Senada, Direktur Utama Inalum Budi Gunadi Sadikin menuturkan, untuk pengembangan tambang bawah tanah Grasberg sampai tahun 2041 membutuhkan capital expenditure (capex) senilau US$ 20 miliar. Namun, ia belum bisa memastikan apakah Inalum juga akan mengeluarkan dana untuk capex tersebut.

Yang jelas, kata Budi, internal cash flow dari tambang bawah tanah Freeport Indonesia sudah cukup untuk investasi itu. "Ebitda Freeport Indonesia itu US$ 4 miliar. Jadi saya rasa sudah cukup," terangnya saat berdiskusi dengan Pemimpin Redaksi Media di Kantor Energy Building, Selasa (17/7).

Investasi yang akan dikeluarkan Freeport Indonesia senilai US$ 20 miliar tersebut, di luar pembiayaan pembangunan fasilitas pengolahan dan pemurnian mineral (smelter) yang rencananya akan dibangun di Gresik, Jawa Timur dengan investasi US$ 2,2 miliar.

Menurut Budi , nilai pembangunan smelter itu baru bisa dilihat apabila joint venture agrement pengelolaan tambang Grasberg sudah terlihat. "Kalau tidak salah 30% - 70%," imbuhnya.

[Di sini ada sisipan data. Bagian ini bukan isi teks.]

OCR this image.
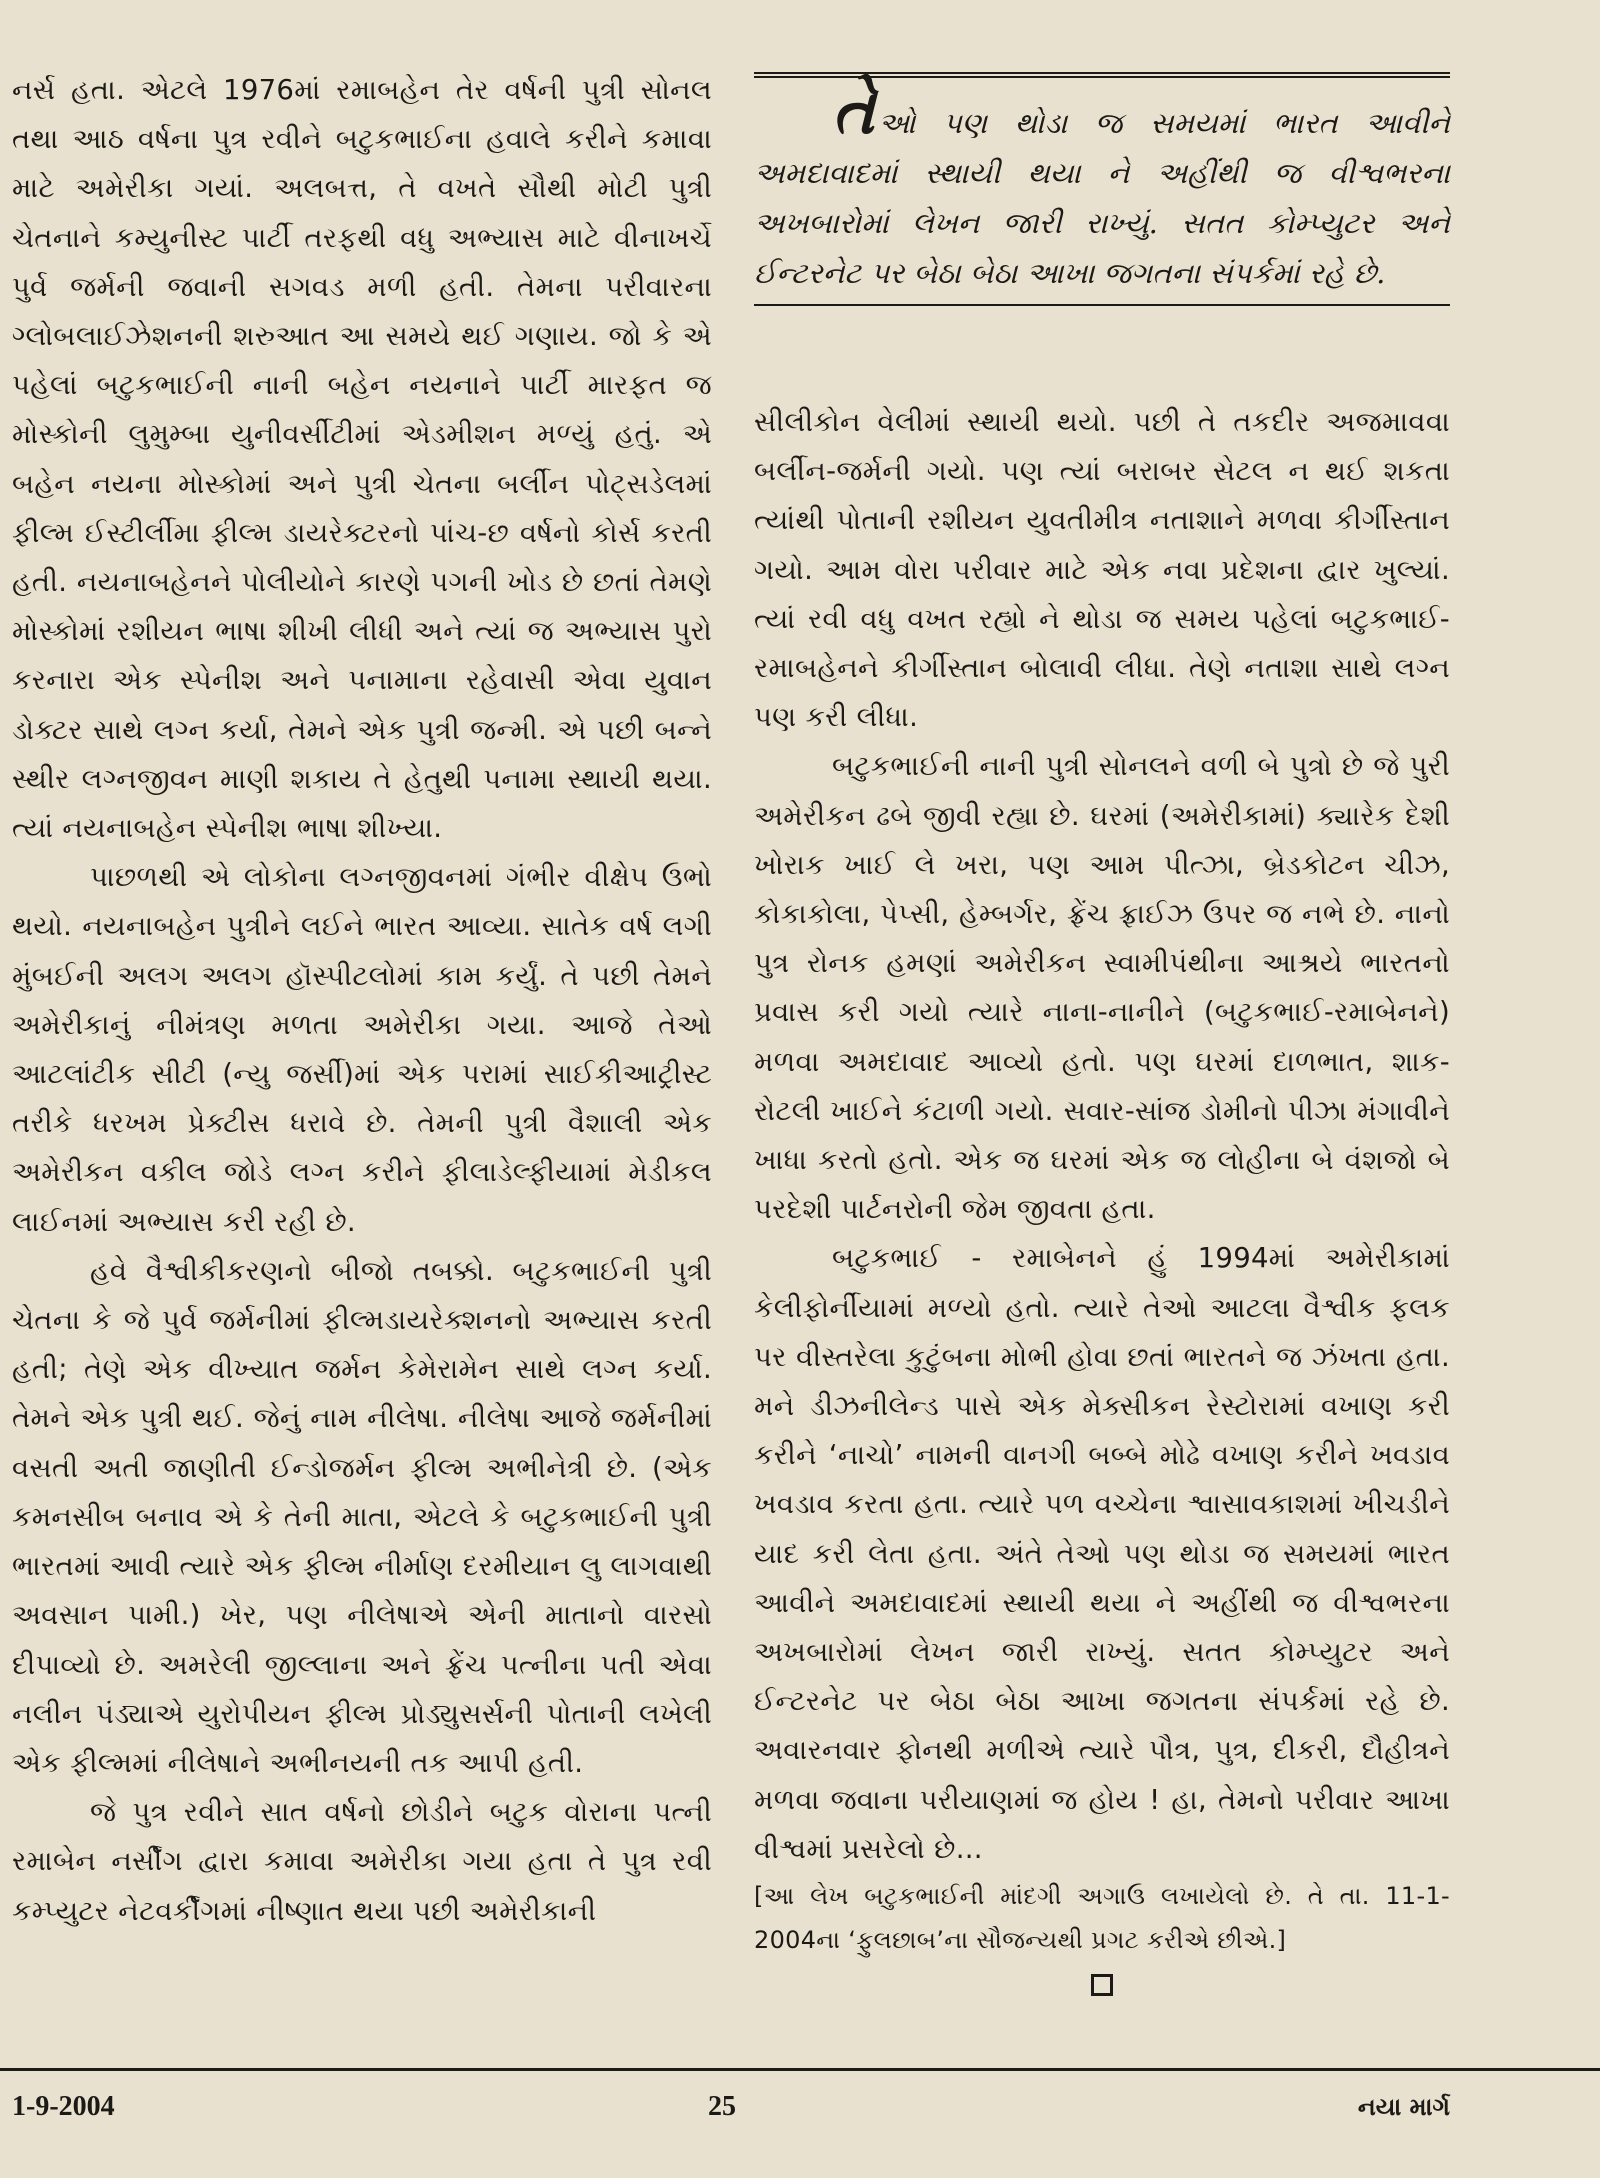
નર્સ હતા. એટલે 1976માં રમાબહેન તેર વર્ષની પુત્રી સોનલ તથા આઠ વર્ષના પુત્ર રવીને બટુકભાઈના હવાલે કરીને કમાવા માટે અમેરીકા ગયાં. અલબત્ત, તે વખતે સૌથી મોટી પુત્રી ચેતનાને કમ્યુનીસ્ટ પાર્ટી તરફથી વધુ અભ્યાસ માટે વીનાખર્ચે પુર્વ જર્મની જવાની સગવડ મળી હતી. તેમના પરીવારના ગ્લોબલાઈઝેશનની શરુઆત આ સમયે થઈ ગણાય. જો કે એ પહેલાં બટુકભાઈની નાની બહેન નયનાને પાર્ટી મારફત જ મોસ્કોની લુમુમ્બા યુનીવર્સીટીમાં એડમીશન મળ્યું હતું. એ બહેન નયના મોસ્કોમાં અને પુત્રી ચેતના બર્લીન પોટ્સડેલમાં ફીલ્મ ઈસ્ટીર્લીમા ફીલ્મ ડાયરેક્ટરનો પાંચ-છ વર્ષનો કોર્સ કરતી હતી. નયનાબહેનને પોલીયોને કારણે પગની ખોડ છે છતાં તેમણે મોસ્કોમાં રશીયન ભાષા શીખી લીધી અને ત્યાં જ અભ્યાસ પુરો કરનારા એક સ્પેનીશ અને પનામાના રહેવાસી એવા યુવાન ડોક્ટર સાથે લગ્ન કર્યા, તેમને એક પુત્રી જન્મી. એ પછી બન્ને સ્થીર લગ્નજીવન માણી શકાય તે હેતુથી પનામા સ્થાયી થયા. ત્યાં નયનાબહેન સ્પેનીશ ભાષા શીખ્યા.

પાછળથી એ લોકોના લગ્નજીવનમાં ગંભીર વીક્ષેપ ઉભો થયો. નયનાબહેન પુત્રીને લઈને ભારત આવ્યા. સાતેક વર્ષ લગી મુંબઈની અલગ અલગ હૉસ્પીટલોમાં કામ કર્યું. તે પછી તેમને અમેરીકાનું નીમંત્રણ મળતા અમેરીકા ગયા. આજે તેઓ આટલાંટીક સીટી (ન્યુ જર્સી)માં એક પરામાં સાઈકીઆટ્રીસ્ટ તરીકે ધરખમ પ્રેક્ટીસ ધરાવે છે. તેમની પુત્રી વૈશાલી એક અમેરીકન વકીલ જોડે લગ્ન કરીને ફીલાડેલ્ફીયામાં મેડીકલ લાઈનમાં અભ્યાસ કરી રહી છે.

હવે વૈશ્વીકીકરણનો બીજો તબક્કો. બટુકભાઈની પુત્રી ચેતના કે જે પુર્વ જર્મનીમાં ફીલ્મડાયરેક્શનનો અભ્યાસ કરતી હતી; તેણે એક વીખ્યાત જર્મન કેમેરામેન સાથે લગ્ન કર્યા. તેમને એક પુત્રી થઈ. જેનું નામ નીલેષા. નીલેષા આજે જર્મનીમાં વસતી અતી જાણીતી ઈન્ડોજર્મન ફીલ્મ અભીનેત્રી છે. (એક કમનસીબ બનાવ એ કે તેની માતા, એટલે કે બટુકભાઈની પુત્રી ભારતમાં આવી ત્યારે એક ફીલ્મ નીર્માણ દરમીયાન લુ લાગવાથી અવસાન પામી.) ખેર, પણ નીલેષાએ એની માતાનો વારસો દીપાવ્યો છે. અમરેલી જીલ્લાના અને ફ્રેંચ પત્નીના પતી એવા નલીન પંડ્યાએ યુરોપીયન ફીલ્મ પ્રોડ્યુસર્સની પોતાની લખેલી એક ફીલ્મમાં નીલેષાને અભીનયની તક આપી હતી.

જે પુત્ર રવીને સાત વર્ષનો છોડીને બટુક વોરાના પત્ની રમાબેન નર્સીંગ દ્વારા કમાવા અમેરીકા ગયા હતા તે પુત્ર રવી કમ્પ્યુટર નેટવર્કીંગમાં નીષ્ણાત થયા પછી અમેરીકાની

તેઓ પણ થોડા જ સમયમાં ભારત આવીને અમદાવાદમાં સ્થાયી થયા ને અહીંથી જ વીશ્વભરના અખબારોમાં લેખન જારી રાખ્યું. સતત કોમ્પ્યુટર અને ઈન્ટરનેટ પર બેઠા બેઠા આખા જગતના સંપર્કમાં રહે છે.

સીલીકોન વેલીમાં સ્થાયી થયો. પછી તે તકદીર અજમાવવા બર્લીન-જર્મની ગયો. પણ ત્યાં બરાબર સેટલ ન થઈ શકતા ત્યાંથી પોતાની રશીયન યુવતીમીત્ર નતાશાને મળવા કીર્ગીસ્તાન ગયો. આમ વોરા પરીવાર માટે એક નવા પ્રદેશના દ્વાર ખુલ્યાં. ત્યાં રવી વધુ વખત રહ્યો ને થોડા જ સમય પહેલાં બટુકભાઈ-રમાબહેનને કીર્ગીસ્તાન બોલાવી લીધા. તેણે નતાશા સાથે લગ્ન પણ કરી લીધા.

બટુકભાઈની નાની પુત્રી સોનલને વળી બે પુત્રો છે જે પુરી અમેરીકન ઢબે જીવી રહ્યા છે. ઘરમાં (અમેરીકામાં) ક્યારેક દેશી ખોરાક ખાઈ લે ખરા, પણ આમ પીત્ઝા, બ્રેડકોટન ચીઝ, કોકાકોલા, પેપ્સી, હેમ્બર્ગર, ફ્રેંચ ફ્રાઈઝ ઉપર જ નભે છે. નાનો પુત્ર રોનક હમણાં અમેરીકન સ્વામીપંથીના આશ્રયે ભારતનો પ્રવાસ કરી ગયો ત્યારે નાના-નાનીને (બટુકભાઈ-રમાબેનને) મળવા અમદાવાદ આવ્યો હતો. પણ ઘરમાં દાળભાત, શાક-રોટલી ખાઈને કંટાળી ગયો. સવાર-સાંજ ડોમીનો પીઝા મંગાવીને ખાધા કરતો હતો. એક જ ઘરમાં એક જ લોહીના બે વંશજો બે પરદેશી પાર્ટનરોની જેમ જીવતા હતા.

બટુકભાઈ - રમાબેનને હું 1994માં અમેરીકામાં કેલીફોર્નીયામાં મળ્યો હતો. ત્યારે તેઓ આટલા વૈશ્વીક ફલક પર વીસ્તરેલા કુટુંબના મોભી હોવા છતાં ભારતને જ ઝંખતા હતા. મને ડીઝનીલેન્ડ પાસે એક મેક્સીકન રેસ્ટોરામાં વખાણ કરી કરીને ‘નાચો’ નામની વાનગી બબ્બે મોઢે વખાણ કરીને ખવડાવ ખવડાવ કરતા હતા. ત્યારે પળ વચ્ચેના શ્વાસાવકાશમાં ખીચડીને યાદ કરી લેતા હતા. અંતે તેઓ પણ થોડા જ સમયમાં ભારત આવીને અમદાવાદમાં સ્થાયી થયા ને અહીંથી જ વીશ્વભરના અખબારોમાં લેખન જારી રાખ્યું. સતત કોમ્પ્યુટર અને ઈન્ટરનેટ પર બેઠા બેઠા આખા જગતના સંપર્કમાં રહે છે. અવારનવાર ફોનથી મળીએ ત્યારે પૌત્ર, પુત્ર, દીકરી, દૌહીત્રને મળવા જવાના પરીયાણમાં જ હોય ! હા, તેમનો પરીવાર આખા વીશ્વમાં પ્રસરેલો છે...

[આ લેખ બટુકભાઈની માંદગી અગાઉ લખાયેલો છે. તે તા. 11-1-2004ના ‘ફુલછાબ’ના સૌજન્યથી પ્રગટ કરીએ છીએ.]

1-9-2004	25	નયા માર્ગ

Budi menambahkan, Head of Agreement (HoA) antara Inalum dan Freeport McMoran Inc yang dilakukan pada 12 Juli 2018 lalu di Kantor Kementerian Keuangan, secara bussines to bussines (B to B) mengikat secara hukum. Namun, masih ada hal yang wajib disepakati setelah HoA.

Ada tiga hal yang akan disepakati selanjutnya. Pertama, akan ada sales purcahsment agreement dengan Rio Tinto mengenai 40% participating interest. Kedua, sales purchasment agreement dengan PT Indocopper Investama terkait akuisisi 9,36% saham. Dan yang ketiga, perubahan skema participating interest 40% menjadi saham. "Itu yang akan dilanjutkan dari HoA kemarin," ujar Budi.

Selain itu, soal kelanjutan negosiasi yang belum selesai, seperti halnya perubahan status Kontrak Karya (KK) menjadi Izin Usaha Pertambangan Khusus (IUPK), stabilitas investasi dan pembangunan smelter. "Jadi transaksi bisa dilakukan apabila semuanya sudah selesai," jelas Budi.